9. Pleading alternatives

It is essential that where an alternative basis for an allegation is advanced by a regulator that it is pleaded as an alternative particular, again this allows a fair opportunity for the Registrant to deal with the matters alleged against him. In Farag v General Medical Council [2009] EWHC 2667 (Admin), the GMC
advanced the case of dishonesty against the practitioner on the basis that he had dishonestly faked or exaggerated illnesses with a view to obtaining sick pay. The Committee in finding the charge proved and dishonesty made out, did so, not on the basis advanced by the Council but on the alternative basis that Dr Farag had acted dishonestly in concealing the fact that he had been working for another institution. In the absence of a separate free-standing particular alleging this conduct, this was held to be unfair.

10. Previous untruths

In Misra v General Medical Council [2003] UKPC 7, para 17, the Court was clear that it was both unnecessary and oppressive to include a charge that alleged that a practitioner had, in addition to the substantive allegation, told lies to the Preliminary Proceedings Committee of the GMC. A variation of this
allegation is not infrequently pleaded by regulatory authorities, often citing the telling of untruths during the internal disciplinary investigation. Arguably, the same criticisms could befall such an allegation and they should be avoided.

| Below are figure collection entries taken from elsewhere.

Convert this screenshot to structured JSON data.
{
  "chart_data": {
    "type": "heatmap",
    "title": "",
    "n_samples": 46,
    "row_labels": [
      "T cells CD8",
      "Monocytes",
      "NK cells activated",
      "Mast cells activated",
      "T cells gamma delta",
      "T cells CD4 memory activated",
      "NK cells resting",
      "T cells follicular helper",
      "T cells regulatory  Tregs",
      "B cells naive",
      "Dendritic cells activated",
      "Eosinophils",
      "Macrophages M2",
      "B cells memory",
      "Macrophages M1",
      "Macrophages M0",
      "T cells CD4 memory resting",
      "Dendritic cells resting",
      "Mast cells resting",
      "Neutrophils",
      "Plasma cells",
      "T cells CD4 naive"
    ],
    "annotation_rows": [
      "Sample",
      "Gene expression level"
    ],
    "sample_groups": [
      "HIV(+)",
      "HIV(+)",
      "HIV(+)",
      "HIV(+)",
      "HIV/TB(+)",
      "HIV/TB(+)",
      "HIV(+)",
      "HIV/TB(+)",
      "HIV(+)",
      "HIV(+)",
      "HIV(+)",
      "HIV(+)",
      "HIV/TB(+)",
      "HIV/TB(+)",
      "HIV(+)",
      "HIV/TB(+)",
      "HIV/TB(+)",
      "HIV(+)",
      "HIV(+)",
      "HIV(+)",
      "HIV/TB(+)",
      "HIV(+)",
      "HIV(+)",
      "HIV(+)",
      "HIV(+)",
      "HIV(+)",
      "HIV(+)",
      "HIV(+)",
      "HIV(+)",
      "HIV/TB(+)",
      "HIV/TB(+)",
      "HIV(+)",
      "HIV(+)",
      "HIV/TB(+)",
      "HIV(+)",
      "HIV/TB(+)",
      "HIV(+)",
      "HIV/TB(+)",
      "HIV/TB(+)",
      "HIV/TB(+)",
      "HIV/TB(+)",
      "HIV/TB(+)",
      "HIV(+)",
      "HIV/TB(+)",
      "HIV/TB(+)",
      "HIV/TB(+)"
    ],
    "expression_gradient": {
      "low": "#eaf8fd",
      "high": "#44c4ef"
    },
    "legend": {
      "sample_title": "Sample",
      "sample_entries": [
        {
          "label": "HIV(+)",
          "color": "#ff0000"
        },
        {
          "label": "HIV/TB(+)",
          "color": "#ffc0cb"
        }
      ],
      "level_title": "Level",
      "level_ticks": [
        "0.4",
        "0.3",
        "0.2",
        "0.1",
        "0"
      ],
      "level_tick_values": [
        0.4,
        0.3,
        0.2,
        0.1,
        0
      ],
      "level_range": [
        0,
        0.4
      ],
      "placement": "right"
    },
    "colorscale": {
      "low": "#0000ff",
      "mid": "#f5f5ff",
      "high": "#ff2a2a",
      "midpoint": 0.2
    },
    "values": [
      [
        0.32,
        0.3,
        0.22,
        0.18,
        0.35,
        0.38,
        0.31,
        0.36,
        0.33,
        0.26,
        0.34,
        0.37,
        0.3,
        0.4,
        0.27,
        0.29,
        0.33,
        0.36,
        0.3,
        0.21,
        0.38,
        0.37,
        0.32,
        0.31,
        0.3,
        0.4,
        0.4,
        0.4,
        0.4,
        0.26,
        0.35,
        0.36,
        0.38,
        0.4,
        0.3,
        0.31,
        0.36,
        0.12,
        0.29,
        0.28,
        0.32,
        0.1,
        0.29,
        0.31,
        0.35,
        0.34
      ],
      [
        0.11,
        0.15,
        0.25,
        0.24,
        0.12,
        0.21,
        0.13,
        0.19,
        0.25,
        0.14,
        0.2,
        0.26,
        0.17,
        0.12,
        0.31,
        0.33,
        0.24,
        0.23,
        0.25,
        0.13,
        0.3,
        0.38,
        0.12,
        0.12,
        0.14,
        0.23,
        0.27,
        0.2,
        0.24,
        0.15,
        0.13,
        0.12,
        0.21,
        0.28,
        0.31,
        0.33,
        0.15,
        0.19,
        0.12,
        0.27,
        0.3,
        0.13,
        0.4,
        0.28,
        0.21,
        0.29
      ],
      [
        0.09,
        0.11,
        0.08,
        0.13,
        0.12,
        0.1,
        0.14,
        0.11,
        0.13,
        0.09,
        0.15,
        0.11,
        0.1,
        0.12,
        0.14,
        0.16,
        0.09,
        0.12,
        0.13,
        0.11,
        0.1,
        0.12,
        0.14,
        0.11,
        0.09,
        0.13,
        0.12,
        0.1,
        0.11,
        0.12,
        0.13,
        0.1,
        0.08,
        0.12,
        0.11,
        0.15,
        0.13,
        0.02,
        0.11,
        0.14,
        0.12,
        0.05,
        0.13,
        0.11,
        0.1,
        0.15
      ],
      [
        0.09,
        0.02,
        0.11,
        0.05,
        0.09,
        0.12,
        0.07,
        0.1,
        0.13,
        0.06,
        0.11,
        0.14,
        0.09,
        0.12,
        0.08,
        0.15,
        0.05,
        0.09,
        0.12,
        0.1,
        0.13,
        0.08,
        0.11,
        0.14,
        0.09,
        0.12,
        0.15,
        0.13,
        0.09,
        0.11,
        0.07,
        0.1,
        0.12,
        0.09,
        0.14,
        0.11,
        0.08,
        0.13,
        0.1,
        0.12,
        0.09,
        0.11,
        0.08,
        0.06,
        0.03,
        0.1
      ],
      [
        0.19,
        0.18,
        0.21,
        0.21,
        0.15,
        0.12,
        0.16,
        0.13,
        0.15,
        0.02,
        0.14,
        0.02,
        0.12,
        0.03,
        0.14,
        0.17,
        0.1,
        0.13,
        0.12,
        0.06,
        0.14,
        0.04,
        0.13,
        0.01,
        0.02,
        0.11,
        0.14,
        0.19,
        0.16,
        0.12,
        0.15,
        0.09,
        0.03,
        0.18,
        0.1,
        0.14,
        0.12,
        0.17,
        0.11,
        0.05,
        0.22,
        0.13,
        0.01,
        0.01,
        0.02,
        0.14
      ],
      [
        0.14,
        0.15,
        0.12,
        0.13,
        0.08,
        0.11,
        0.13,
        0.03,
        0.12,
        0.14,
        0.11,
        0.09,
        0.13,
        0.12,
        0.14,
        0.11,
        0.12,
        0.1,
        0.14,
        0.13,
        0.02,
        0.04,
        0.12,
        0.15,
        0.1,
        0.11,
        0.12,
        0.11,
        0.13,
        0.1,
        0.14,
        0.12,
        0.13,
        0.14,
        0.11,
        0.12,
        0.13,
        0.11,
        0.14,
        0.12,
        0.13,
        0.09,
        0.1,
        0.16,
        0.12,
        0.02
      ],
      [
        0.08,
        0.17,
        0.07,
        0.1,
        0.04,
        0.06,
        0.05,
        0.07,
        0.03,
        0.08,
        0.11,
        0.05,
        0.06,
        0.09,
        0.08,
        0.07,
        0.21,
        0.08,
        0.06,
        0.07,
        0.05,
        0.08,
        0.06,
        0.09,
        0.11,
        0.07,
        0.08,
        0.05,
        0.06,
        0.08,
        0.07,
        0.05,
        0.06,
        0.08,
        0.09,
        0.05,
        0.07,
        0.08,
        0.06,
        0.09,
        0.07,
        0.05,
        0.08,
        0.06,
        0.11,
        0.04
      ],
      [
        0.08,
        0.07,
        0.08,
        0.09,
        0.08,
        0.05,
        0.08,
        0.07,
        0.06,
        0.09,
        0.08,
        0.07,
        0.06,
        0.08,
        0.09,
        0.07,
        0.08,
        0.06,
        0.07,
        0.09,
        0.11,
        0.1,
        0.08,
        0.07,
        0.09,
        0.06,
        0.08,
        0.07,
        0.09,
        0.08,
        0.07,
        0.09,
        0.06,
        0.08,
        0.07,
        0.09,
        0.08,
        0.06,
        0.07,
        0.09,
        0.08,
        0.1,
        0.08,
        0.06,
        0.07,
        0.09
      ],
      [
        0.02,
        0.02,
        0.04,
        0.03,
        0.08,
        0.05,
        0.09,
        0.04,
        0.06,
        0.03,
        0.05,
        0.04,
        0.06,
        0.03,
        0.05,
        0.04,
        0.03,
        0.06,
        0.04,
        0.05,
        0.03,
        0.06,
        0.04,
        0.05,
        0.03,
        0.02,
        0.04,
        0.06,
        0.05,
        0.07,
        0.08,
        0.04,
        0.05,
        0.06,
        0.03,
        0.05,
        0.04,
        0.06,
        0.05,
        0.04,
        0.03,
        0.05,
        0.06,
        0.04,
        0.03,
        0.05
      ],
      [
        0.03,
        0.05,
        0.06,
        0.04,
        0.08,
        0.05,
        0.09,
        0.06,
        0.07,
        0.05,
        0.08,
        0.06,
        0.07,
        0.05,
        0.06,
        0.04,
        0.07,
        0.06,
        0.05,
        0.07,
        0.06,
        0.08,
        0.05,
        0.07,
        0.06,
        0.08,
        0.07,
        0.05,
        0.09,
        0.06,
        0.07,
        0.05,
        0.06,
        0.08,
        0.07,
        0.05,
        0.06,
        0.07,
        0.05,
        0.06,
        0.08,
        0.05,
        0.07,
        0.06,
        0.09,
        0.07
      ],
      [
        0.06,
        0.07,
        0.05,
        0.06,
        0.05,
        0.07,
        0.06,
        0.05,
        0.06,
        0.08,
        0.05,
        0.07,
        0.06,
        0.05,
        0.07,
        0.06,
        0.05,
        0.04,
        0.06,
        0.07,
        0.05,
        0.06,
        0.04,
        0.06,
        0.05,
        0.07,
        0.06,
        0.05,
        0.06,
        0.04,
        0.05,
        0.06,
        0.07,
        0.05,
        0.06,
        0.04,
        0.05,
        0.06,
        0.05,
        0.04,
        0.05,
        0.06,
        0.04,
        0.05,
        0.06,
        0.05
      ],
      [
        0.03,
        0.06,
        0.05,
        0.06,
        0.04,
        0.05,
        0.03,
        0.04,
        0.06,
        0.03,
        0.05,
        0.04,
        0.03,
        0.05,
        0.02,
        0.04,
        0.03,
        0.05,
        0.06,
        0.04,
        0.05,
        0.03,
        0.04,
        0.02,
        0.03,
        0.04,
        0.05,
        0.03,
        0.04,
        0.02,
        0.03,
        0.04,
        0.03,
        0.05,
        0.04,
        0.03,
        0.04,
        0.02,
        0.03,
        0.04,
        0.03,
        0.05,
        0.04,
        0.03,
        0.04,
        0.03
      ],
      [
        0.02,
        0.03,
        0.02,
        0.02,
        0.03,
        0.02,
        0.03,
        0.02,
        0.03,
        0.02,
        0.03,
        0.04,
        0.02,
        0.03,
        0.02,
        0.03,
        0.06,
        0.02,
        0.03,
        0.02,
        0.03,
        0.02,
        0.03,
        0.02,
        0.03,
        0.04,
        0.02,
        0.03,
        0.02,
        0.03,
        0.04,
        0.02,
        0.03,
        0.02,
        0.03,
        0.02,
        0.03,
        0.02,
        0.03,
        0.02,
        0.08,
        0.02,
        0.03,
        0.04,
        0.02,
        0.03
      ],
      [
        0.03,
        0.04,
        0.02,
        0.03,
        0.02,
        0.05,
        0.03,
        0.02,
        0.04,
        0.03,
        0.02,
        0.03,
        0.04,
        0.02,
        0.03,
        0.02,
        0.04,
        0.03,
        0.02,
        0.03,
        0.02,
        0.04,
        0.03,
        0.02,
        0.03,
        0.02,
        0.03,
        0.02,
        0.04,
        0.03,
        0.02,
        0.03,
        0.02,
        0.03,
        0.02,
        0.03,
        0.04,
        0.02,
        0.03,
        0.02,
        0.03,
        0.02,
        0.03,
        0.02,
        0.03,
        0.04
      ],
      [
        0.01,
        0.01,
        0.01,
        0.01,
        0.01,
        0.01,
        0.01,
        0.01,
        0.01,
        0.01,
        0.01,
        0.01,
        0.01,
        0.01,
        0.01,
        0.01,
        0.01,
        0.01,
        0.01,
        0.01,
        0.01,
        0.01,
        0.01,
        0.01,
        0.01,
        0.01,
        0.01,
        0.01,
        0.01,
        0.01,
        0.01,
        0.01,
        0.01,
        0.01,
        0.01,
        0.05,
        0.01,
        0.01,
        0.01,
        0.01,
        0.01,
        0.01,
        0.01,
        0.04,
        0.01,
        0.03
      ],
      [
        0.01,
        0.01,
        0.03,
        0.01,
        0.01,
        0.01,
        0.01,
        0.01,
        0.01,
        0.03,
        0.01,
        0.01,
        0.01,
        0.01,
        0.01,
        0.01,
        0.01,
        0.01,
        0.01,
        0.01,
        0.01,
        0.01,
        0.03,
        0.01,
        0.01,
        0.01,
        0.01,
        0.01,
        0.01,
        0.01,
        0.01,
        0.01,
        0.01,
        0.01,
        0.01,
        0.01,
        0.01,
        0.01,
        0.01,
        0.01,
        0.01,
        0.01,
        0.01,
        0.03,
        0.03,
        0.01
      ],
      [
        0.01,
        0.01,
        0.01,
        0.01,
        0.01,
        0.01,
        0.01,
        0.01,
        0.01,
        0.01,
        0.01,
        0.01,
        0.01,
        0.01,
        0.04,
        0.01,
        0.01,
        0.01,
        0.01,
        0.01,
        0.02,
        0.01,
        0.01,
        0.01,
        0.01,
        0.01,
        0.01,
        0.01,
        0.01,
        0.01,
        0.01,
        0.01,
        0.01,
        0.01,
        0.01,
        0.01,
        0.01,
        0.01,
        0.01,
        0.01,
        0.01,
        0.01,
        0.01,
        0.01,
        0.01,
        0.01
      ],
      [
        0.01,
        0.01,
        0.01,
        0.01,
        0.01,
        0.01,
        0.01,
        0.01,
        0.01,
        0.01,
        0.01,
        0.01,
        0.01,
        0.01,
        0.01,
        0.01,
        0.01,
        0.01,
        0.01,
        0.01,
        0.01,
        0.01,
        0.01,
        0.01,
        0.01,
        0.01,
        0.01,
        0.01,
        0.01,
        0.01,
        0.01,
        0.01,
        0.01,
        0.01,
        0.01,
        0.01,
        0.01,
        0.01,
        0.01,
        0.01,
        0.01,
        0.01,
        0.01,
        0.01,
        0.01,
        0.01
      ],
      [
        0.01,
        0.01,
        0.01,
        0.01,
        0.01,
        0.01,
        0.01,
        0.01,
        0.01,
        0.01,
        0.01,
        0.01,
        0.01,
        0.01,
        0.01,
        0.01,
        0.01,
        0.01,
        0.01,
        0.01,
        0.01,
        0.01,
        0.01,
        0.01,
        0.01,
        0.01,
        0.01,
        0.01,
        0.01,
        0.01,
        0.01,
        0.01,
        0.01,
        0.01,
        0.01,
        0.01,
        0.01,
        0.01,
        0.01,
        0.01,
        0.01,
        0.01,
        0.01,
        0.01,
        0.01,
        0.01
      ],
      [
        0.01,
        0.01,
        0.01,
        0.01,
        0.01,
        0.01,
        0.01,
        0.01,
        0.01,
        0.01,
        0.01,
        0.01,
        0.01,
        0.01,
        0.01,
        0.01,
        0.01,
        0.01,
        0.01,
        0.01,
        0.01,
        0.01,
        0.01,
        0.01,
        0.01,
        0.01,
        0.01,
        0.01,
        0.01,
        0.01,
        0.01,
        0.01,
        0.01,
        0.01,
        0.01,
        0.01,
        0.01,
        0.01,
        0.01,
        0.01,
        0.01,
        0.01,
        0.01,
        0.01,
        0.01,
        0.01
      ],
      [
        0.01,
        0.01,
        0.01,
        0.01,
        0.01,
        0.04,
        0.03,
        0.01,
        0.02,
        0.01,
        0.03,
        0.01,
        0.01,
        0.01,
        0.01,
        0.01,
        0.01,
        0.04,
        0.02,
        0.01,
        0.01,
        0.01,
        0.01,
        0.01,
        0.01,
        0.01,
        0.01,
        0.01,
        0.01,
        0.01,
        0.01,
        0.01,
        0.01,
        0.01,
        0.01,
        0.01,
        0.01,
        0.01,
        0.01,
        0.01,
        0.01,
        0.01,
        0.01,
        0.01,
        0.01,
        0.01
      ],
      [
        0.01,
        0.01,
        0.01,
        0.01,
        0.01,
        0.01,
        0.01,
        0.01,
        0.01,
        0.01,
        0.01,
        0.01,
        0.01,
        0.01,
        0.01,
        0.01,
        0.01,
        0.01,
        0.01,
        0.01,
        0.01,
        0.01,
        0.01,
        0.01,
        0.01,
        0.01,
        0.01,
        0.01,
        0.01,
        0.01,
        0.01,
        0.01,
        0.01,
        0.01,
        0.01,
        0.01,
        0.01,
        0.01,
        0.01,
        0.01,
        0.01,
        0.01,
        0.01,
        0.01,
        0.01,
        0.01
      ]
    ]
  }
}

11. No rule against duplicity

There is no rule in FTP proceedings that is akin to the criminal rule against duplicity. There can be no objection to a number of factual particulars being pleaded together in one allegation: Gee v General Medical Council [1987] 2 All ER 193, at para 575F, in which Lord Mackay stated:

“…there is no unfairness in a procedure in which a number of allegations of fact are set out in one charge and it is alleged…that these matters of fact, if established, render him guilty of serious professional misconduct provided that he has fair notice in time to prepare his defence of the nature of evidence to be led in support of these allegations…and provided the [Panel] make plain which of the allegations of fact, if any, they have found proved.”

The position was further clarified in R (Wheeler) v Assistant Commissioner House of the Metropolitan Police [2008] EWHC 439 (Admin) in which the Court held that “duplicity is not a basis for interfering with a disciplinary finding…although of course it may be relevant to the fairness of the proceedings and to the ultimate penalty if charges are found proved…”.

*This document refers to ‘allegations’ rather than ‘charges’ to reflect the terminology used in many of the healthcare regulators already and as favoured by the new GMC rules.